Worry #4: That I’d be forced into a pastor’s wife role that conflicted with my personality. Although presently Tim’s plans include a Ph.D. program, he expressed early on an openness to becoming a pastor one day. I really struggled with this before we went back to Colorado in the summer for Tim’s internship. I was terrified of the long list of expectations that I believed would come with the role of pastor’s wife. I had in my mind a cookie-cutter ideal of someone unerringly gracious (even when her husband was criticized), someone who could play the piano and sing beautifully, who would cheerfully head up the casserole committee, the prayer chain, the nursery volunteer schedule, and VBS, who was equally friends with every member of the congregation, and who was never, ever awkward. This person was not me.
Well, our internships in Colorado taught me that I didn’t have to change who I was. God showed me, first of all, that most pastor’s wives don’t fit that cookie-cutter ideal, and second, that he could use my present talents as well as my weaknesses to walk alongside my husband in ministry.
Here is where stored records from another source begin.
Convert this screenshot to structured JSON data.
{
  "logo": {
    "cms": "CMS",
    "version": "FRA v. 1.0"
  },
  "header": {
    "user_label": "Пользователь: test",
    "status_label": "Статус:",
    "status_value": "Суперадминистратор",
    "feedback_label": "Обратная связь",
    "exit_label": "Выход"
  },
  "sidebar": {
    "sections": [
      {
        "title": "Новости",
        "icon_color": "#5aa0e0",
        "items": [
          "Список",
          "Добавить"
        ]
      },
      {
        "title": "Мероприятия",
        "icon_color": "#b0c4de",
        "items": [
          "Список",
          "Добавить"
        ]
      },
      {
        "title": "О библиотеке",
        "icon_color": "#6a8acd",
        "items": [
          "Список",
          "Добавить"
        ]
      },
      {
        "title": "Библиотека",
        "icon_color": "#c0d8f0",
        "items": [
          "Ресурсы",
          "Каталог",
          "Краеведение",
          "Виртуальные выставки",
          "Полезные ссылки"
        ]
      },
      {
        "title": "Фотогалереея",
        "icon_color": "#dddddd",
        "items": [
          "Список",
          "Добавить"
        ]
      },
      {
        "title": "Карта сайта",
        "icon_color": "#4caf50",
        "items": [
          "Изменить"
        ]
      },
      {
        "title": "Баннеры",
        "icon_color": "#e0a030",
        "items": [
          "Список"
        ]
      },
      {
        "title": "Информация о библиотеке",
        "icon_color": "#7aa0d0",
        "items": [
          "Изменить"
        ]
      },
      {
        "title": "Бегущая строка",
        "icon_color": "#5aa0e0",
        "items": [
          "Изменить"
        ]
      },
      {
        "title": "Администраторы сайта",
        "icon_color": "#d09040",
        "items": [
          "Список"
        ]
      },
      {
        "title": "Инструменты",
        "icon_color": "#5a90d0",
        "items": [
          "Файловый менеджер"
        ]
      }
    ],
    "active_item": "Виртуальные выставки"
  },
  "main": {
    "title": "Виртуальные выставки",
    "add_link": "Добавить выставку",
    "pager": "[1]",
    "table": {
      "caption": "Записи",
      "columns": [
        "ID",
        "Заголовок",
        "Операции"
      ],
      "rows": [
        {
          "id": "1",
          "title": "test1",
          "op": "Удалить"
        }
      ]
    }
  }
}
And at an ordination service for two new pastors at New Life Church, Dr. Johnson’s words to the congregation pierced my heart as he reminded the new pastors and their families that ministry isn’t about us. And it’s not about people’s expectations of us. It’s about reaching lost people with the good news of what Jesus has done for them.
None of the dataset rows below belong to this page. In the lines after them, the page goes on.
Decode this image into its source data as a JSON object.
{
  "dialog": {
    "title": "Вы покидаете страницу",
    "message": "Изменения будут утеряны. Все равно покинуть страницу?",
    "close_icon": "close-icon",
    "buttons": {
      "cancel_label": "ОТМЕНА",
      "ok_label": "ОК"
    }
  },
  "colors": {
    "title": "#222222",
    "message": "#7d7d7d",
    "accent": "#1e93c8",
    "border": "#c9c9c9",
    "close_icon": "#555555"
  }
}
Worry #5: That my sweet, compassionate, humble, good-humored husband would become puffed up with knowledge, prideful, and would start taking life way too seriously. What I failed to realize is that the curriculum at Westminster isn’t just the lectures and the papers and the research and the thousands of pages of reading. The hidden curriculum is the professors themselves. These are men who have personally served in ministry, who are humbled by what they don’t know instead of full of what they do know, who admit their own brokenness, and who cling to Jesus Christ. Tim learned from their lives as he was learning from their lectures. At the end of seminary, we both applied to Ph.D. programs and we were both accepted—to schools in different states. Tim ended up declining his offer, and the full scholarship that came with it, so that he could support me in my program first. He didn’t emerge from seminary full of arrogant knowledge and focused on displaying that knowledge in his career. He emerged with a passion for serving the church and communicating the gospel to people. What he told me, as we made the terribly difficult decision to pursue my Ph.D. first, is that his seminary degree can be put to equally good use in a tiny church of 50 people as it can in the most prestigious university in the world. Faithful service needn’t be glamorous, and it usually isn’t.
My encouragement to you today is to turn outward to Jesus instead of inward to your own resources. To rest in God’s sovereignty instead of striving to fulfill your own plans. To preach the gospel to yourselves and to one another so that your worries might be diminished in light of God’s immense and abiding faithfulness to you. And my prayer for you is that you might see your worries turning into blessings as God uses your circumstances to grow your faith.